Ravi Pandit on 28 Dec 2016
I tried this with my data which is nX1 cell arry but still not working. My dates format is given below,
'2009-04-10 00:10:00.000'
'2009-04-10 00:20:00.000'
'2009-04-10 00:30:00.000'
'2009-04-10 00:40:00.000'
'2009-04-10 00:50:00.000'
Can you tell me where is mistake I am making??

maria on 24 Jan 2013
May be there are smarter methods, but I think you can create a simple loop to examining each row, comparing actual date with last one (can use "datenum" to convert string in number format) and, if its't sequential, modify the matrix joining the first part with one or more new rows (whit certain data and zero values) and with last part of the matrix, and continue the inspection. If you have problems to do it show your test code and I will try to help.
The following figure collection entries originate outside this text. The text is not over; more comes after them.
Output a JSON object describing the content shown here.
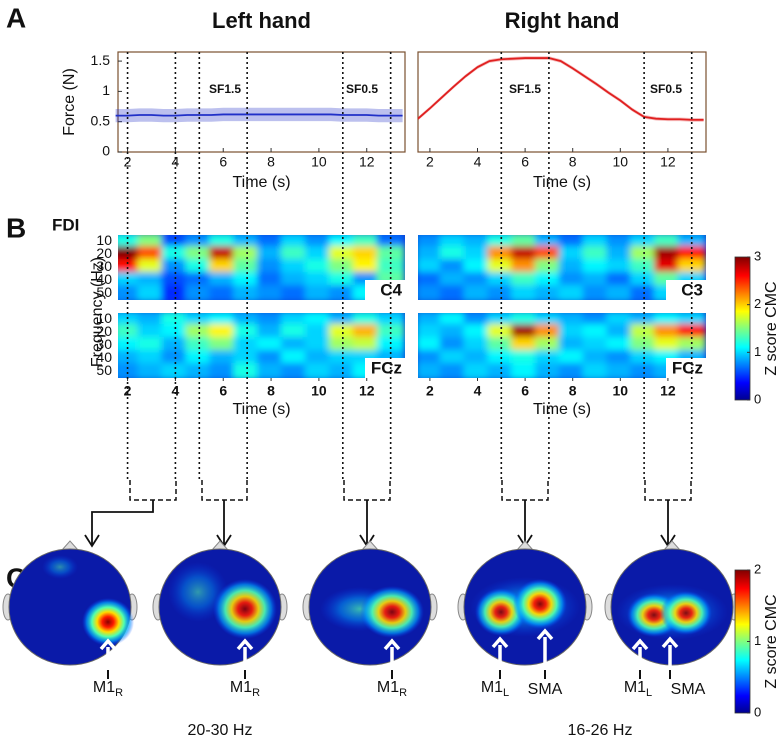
{
  "panels": {
    "A": "A",
    "B": "B",
    "C": "C"
  },
  "chart_data": [
    {
      "type": "line",
      "title": "Left hand",
      "ylabel": "Force (N)",
      "xlabel": "Time (s)",
      "color": "#2030c8",
      "x": [
        1.5,
        2,
        2.5,
        3,
        3.5,
        4,
        4.5,
        5,
        5.5,
        6,
        6.5,
        7,
        7.5,
        8,
        8.5,
        9,
        9.5,
        10,
        10.5,
        11,
        11.5,
        12,
        12.5,
        13,
        13.5
      ],
      "values": [
        0.6,
        0.6,
        0.61,
        0.61,
        0.6,
        0.6,
        0.61,
        0.61,
        0.61,
        0.62,
        0.62,
        0.62,
        0.62,
        0.62,
        0.62,
        0.62,
        0.62,
        0.62,
        0.62,
        0.61,
        0.61,
        0.61,
        0.6,
        0.6,
        0.6
      ],
      "error": 0.11,
      "xlim": [
        1.6,
        13.6
      ],
      "ylim": [
        0,
        1.65
      ],
      "xticks": [
        2,
        4,
        6,
        8,
        10,
        12
      ],
      "yticks": [
        0,
        0.5,
        1,
        1.5
      ],
      "markers": [
        2,
        4,
        5,
        7,
        11,
        13
      ],
      "annotations": [
        "SF1.5",
        "SF0.5"
      ]
    },
    {
      "type": "line",
      "title": "Right hand",
      "xlabel": "Time (s)",
      "color": "#e02020",
      "x": [
        1.5,
        2,
        2.5,
        3,
        3.5,
        4,
        4.5,
        5,
        5.5,
        6,
        6.5,
        7,
        7.5,
        8,
        8.5,
        9,
        9.5,
        10,
        10.5,
        11,
        11.5,
        12,
        12.5,
        13,
        13.5
      ],
      "values": [
        0.55,
        0.72,
        0.9,
        1.08,
        1.25,
        1.4,
        1.5,
        1.53,
        1.54,
        1.55,
        1.55,
        1.55,
        1.5,
        1.38,
        1.25,
        1.12,
        0.98,
        0.85,
        0.7,
        0.58,
        0.55,
        0.54,
        0.54,
        0.53,
        0.53
      ],
      "error": 0.03,
      "xlim": [
        1.5,
        13.6
      ],
      "ylim": [
        0,
        1.65
      ],
      "xticks": [
        2,
        4,
        6,
        8,
        10,
        12
      ],
      "markers": [
        5,
        7,
        11,
        13
      ],
      "annotations": [
        "SF1.5",
        "SF0.5"
      ]
    },
    {
      "type": "heatmap",
      "label": "C4",
      "xlim": [
        1.6,
        13.6
      ],
      "ylim": [
        5,
        55
      ],
      "yticks": [
        10,
        20,
        30,
        40,
        50
      ],
      "x": [
        2,
        3,
        4,
        5,
        6,
        7,
        8,
        9,
        10,
        11,
        12,
        13
      ],
      "y": [
        10,
        20,
        30,
        40,
        50
      ],
      "values": [
        [
          1.2,
          1.5,
          0.6,
          0.8,
          1.2,
          0.9,
          0.7,
          1.0,
          0.8,
          1.1,
          1.3,
          0.7
        ],
        [
          3,
          2.4,
          1.2,
          1.5,
          2.8,
          1.6,
          0.9,
          1.3,
          1.0,
          1.8,
          2.0,
          1.4
        ],
        [
          2.6,
          1.8,
          0.8,
          1.2,
          2.0,
          1.4,
          0.8,
          1.0,
          1.2,
          1.5,
          1.9,
          1.3
        ],
        [
          1.0,
          0.9,
          0.6,
          0.7,
          0.9,
          1.1,
          0.7,
          0.9,
          1.0,
          1.2,
          0.8,
          1.4
        ],
        [
          0.8,
          1.0,
          0.5,
          0.8,
          0.7,
          0.9,
          0.8,
          0.7,
          0.9,
          0.8,
          1.1,
          0.9
        ]
      ]
    },
    {
      "type": "heatmap",
      "label": "C3",
      "xlim": [
        1.5,
        13.6
      ],
      "ylim": [
        5,
        55
      ],
      "x": [
        2,
        3,
        4,
        5,
        6,
        7,
        8,
        9,
        10,
        11,
        12,
        13
      ],
      "y": [
        10,
        20,
        30,
        40,
        50
      ],
      "values": [
        [
          0.8,
          1.0,
          0.9,
          1.2,
          1.4,
          0.9,
          0.7,
          1.0,
          0.8,
          1.0,
          1.3,
          0.9
        ],
        [
          0.9,
          1.2,
          1.0,
          2.2,
          2.8,
          2.4,
          1.0,
          1.3,
          0.9,
          1.6,
          2.9,
          2.6
        ],
        [
          1.0,
          0.8,
          1.1,
          1.8,
          2.2,
          1.5,
          0.9,
          1.1,
          1.0,
          1.3,
          2.7,
          2.0
        ],
        [
          0.7,
          0.9,
          0.8,
          1.0,
          1.3,
          1.1,
          0.8,
          0.9,
          0.7,
          1.0,
          1.4,
          1.0
        ],
        [
          0.8,
          0.7,
          0.9,
          0.8,
          1.0,
          0.9,
          1.0,
          0.8,
          0.9,
          0.7,
          1.0,
          0.8
        ]
      ]
    },
    {
      "type": "heatmap",
      "label": "FCz",
      "xlabel": "Time (s)",
      "xlim": [
        1.6,
        13.6
      ],
      "ylim": [
        5,
        55
      ],
      "yticks": [
        10,
        20,
        30,
        40,
        50
      ],
      "xticks": [
        2,
        4,
        6,
        8,
        10,
        12
      ],
      "x": [
        2,
        3,
        4,
        5,
        6,
        7,
        8,
        9,
        10,
        11,
        12,
        13
      ],
      "y": [
        10,
        20,
        30,
        40,
        50
      ],
      "values": [
        [
          1.0,
          0.9,
          1.2,
          1.0,
          1.1,
          0.9,
          0.8,
          1.0,
          1.1,
          0.9,
          1.2,
          1.0
        ],
        [
          1.3,
          1.0,
          1.1,
          1.6,
          1.9,
          1.2,
          0.9,
          1.2,
          1.0,
          1.8,
          2.1,
          1.3
        ],
        [
          1.1,
          1.2,
          0.9,
          1.3,
          1.5,
          1.0,
          1.1,
          0.9,
          1.0,
          1.6,
          1.7,
          1.1
        ],
        [
          0.9,
          1.0,
          0.8,
          1.1,
          0.9,
          1.0,
          0.8,
          1.1,
          0.9,
          1.0,
          1.0,
          0.9
        ],
        [
          0.8,
          0.9,
          1.0,
          0.9,
          0.8,
          1.2,
          0.9,
          0.8,
          1.0,
          0.9,
          1.1,
          1.0
        ]
      ]
    },
    {
      "type": "heatmap",
      "label": "FCz",
      "xlabel": "Time (s)",
      "xlim": [
        1.5,
        13.6
      ],
      "ylim": [
        5,
        55
      ],
      "xticks": [
        2,
        4,
        6,
        8,
        10,
        12
      ],
      "x": [
        2,
        3,
        4,
        5,
        6,
        7,
        8,
        9,
        10,
        11,
        12,
        13
      ],
      "y": [
        10,
        20,
        30,
        40,
        50
      ],
      "values": [
        [
          0.9,
          1.1,
          0.8,
          1.0,
          1.2,
          1.0,
          0.9,
          0.8,
          1.0,
          0.9,
          1.1,
          1.0
        ],
        [
          1.0,
          0.9,
          1.1,
          1.8,
          2.9,
          2.2,
          1.0,
          1.1,
          0.9,
          1.7,
          2.2,
          2.6
        ],
        [
          1.1,
          0.8,
          1.0,
          1.4,
          2.0,
          1.6,
          0.9,
          1.0,
          1.1,
          1.5,
          1.8,
          1.6
        ],
        [
          0.8,
          1.0,
          0.9,
          1.1,
          1.2,
          1.0,
          1.1,
          0.9,
          0.8,
          1.0,
          1.1,
          0.9
        ],
        [
          0.9,
          0.8,
          1.0,
          0.9,
          1.1,
          0.9,
          0.8,
          1.0,
          0.9,
          0.8,
          0.9,
          1.0
        ]
      ]
    }
  ],
  "spectrogram": {
    "muscle": "FDI",
    "ylabel": "Frequency (Hz)",
    "colorbar_label": "Z score CMC",
    "clim": [
      0,
      3
    ],
    "cticks": [
      0,
      1,
      2,
      3
    ]
  },
  "topomaps": {
    "maps": [
      {
        "labels": [
          {
            "text": "M1",
            "sub": "R"
          }
        ]
      },
      {
        "labels": [
          {
            "text": "M1",
            "sub": "R"
          }
        ]
      },
      {
        "labels": [
          {
            "text": "M1",
            "sub": "R"
          }
        ]
      },
      {
        "labels": [
          {
            "text": "M1",
            "sub": "L"
          },
          {
            "text": "SMA"
          }
        ]
      },
      {
        "labels": [
          {
            "text": "M1",
            "sub": "L"
          },
          {
            "text": "SMA"
          }
        ]
      }
    ],
    "bands": [
      "20-30 Hz",
      "16-26 Hz"
    ],
    "colorbar_label": "Z score CMC",
    "clim": [
      0,
      2
    ],
    "cticks": [
      0,
      1,
      2
    ]
  }
}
Cedric Wannaz on 24 Jan 2013
A little variation of this loop. If the time frame of your data is nDays days, you could build a matrix of zeros or NaN, and set its rows or columns only for days when you have a data point. For example..
data = ..
dataWithGaps = nan(nDays, nHeights) ; % or zeros(..).
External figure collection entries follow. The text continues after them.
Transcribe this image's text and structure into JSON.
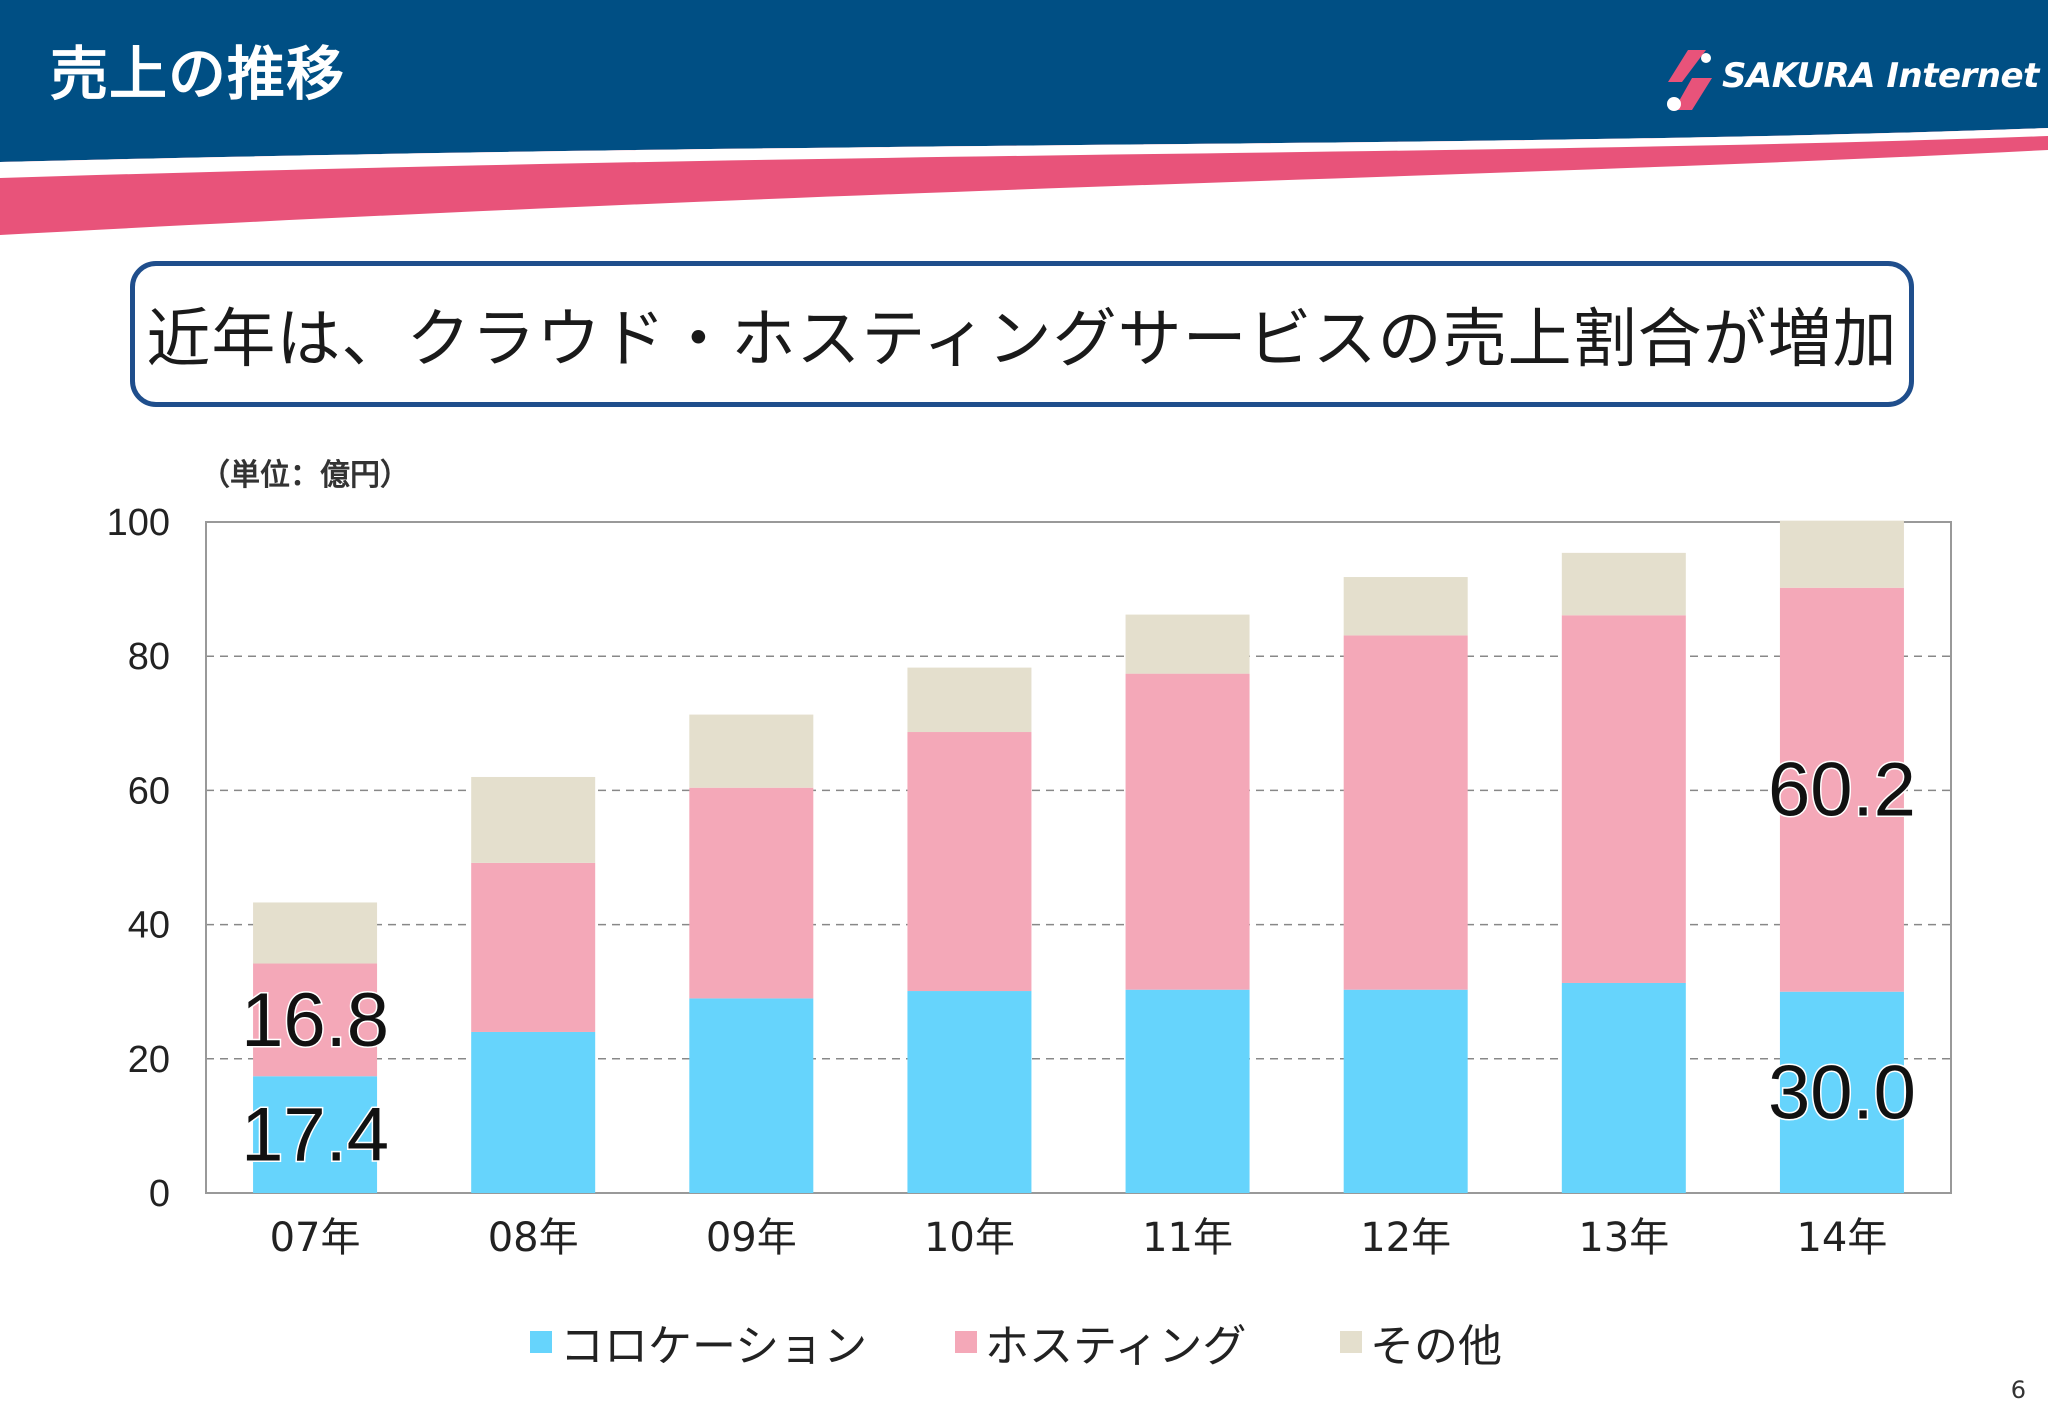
{
  "slide": {
    "title": "売上の推移",
    "logo_text": "SAKURA Internet",
    "callout": "近年は、クラウド・ホスティングサービスの売上割合が増加",
    "unit_label": "（単位：億円）",
    "page_number": "6",
    "colors": {
      "header_blue": "#004f84",
      "wave_pink": "#e8537a",
      "callout_border": "#1f4e8c"
    }
  },
  "chart_data": {
    "type": "bar",
    "stacked": true,
    "title": "",
    "xlabel": "",
    "ylabel": "",
    "ylim": [
      0,
      100
    ],
    "yticks": [
      "0",
      "20",
      "40",
      "60",
      "80",
      "100"
    ],
    "grid": true,
    "legend_position": "bottom",
    "categories": [
      "07年",
      "08年",
      "09年",
      "10年",
      "11年",
      "12年",
      "13年",
      "14年"
    ],
    "series": [
      {
        "name": "コロケーション",
        "color": "#66d4fc",
        "values": [
          17.4,
          24,
          29,
          30.1,
          30.3,
          30.3,
          31.3,
          30.0
        ]
      },
      {
        "name": "ホスティング",
        "color": "#f4a8b8",
        "values": [
          16.8,
          25.2,
          31.4,
          38.6,
          47.1,
          52.8,
          54.8,
          60.2
        ]
      },
      {
        "name": "その他",
        "color": "#e4dfcd",
        "values": [
          9.1,
          12.8,
          10.9,
          9.6,
          8.8,
          8.7,
          9.3,
          10.0
        ]
      }
    ],
    "data_labels": [
      {
        "text": "16.8",
        "category": "07年",
        "series": "ホスティング"
      },
      {
        "text": "17.4",
        "category": "07年",
        "series": "コロケーション"
      },
      {
        "text": "60.2",
        "category": "14年",
        "series": "ホスティング"
      },
      {
        "text": "30.0",
        "category": "14年",
        "series": "コロケーション"
      }
    ]
  }
}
for ii = 1 : size(data, 1)
dayId = ... % Whichever solution you choose
% for assoc. indices to days.
dataWithGaps(dayId,:) = data(ii, :) ;
end
maria on 26 Jan 2013
That's really better. Thanks!

Peter Perkins on 3 Jan 2017
One solution to this question, as I understand it, would be to make the plot using dates, not indices. Using datetime, a very simplified version goes like this and creates the attached figure, with the gap at April that you're looking for:
>> Date = datetime(2012,[1;2;3;5;6],1,3,0,0);
>> Value = randn(5,1);
>> plot(Date,Value,'o')
Another solution if you have access to the latest release, R2016b, is to use a timetable, and then plot from that:
>> tt = timetable(Date,Value)
tt =
Date Value
____________________ ________
01-Jan-2012 03:00:00 -0.20497
01-Feb-2012 03:00:00 -0.12414
01-Mar-2012 03:00:00 1.4897
01-May-2012 03:00:00 1.409
01-Jun-2012 03:00:00 1.4172
>> newDates = min(Date):calmonths(1):max(Date);
>> tt = retime(tt,newDates,'FillWithConstant','Constant',0)
tt =
Date Value
____________________ ________
01-Jan-2012 03:00:00 -0.20497
01-Feb-2012 03:00:00 -0.12414
01-Mar-2012 03:00:00 1.4897
01-Apr-2012 03:00:00 0
01-May-2012 03:00:00 1.409
01-Jun-2012 03:00:00 1.4172
Prior to R2016b you can do that "by hand", using ismember(Date,newDates), but timetable makes it easy. Hope this helps.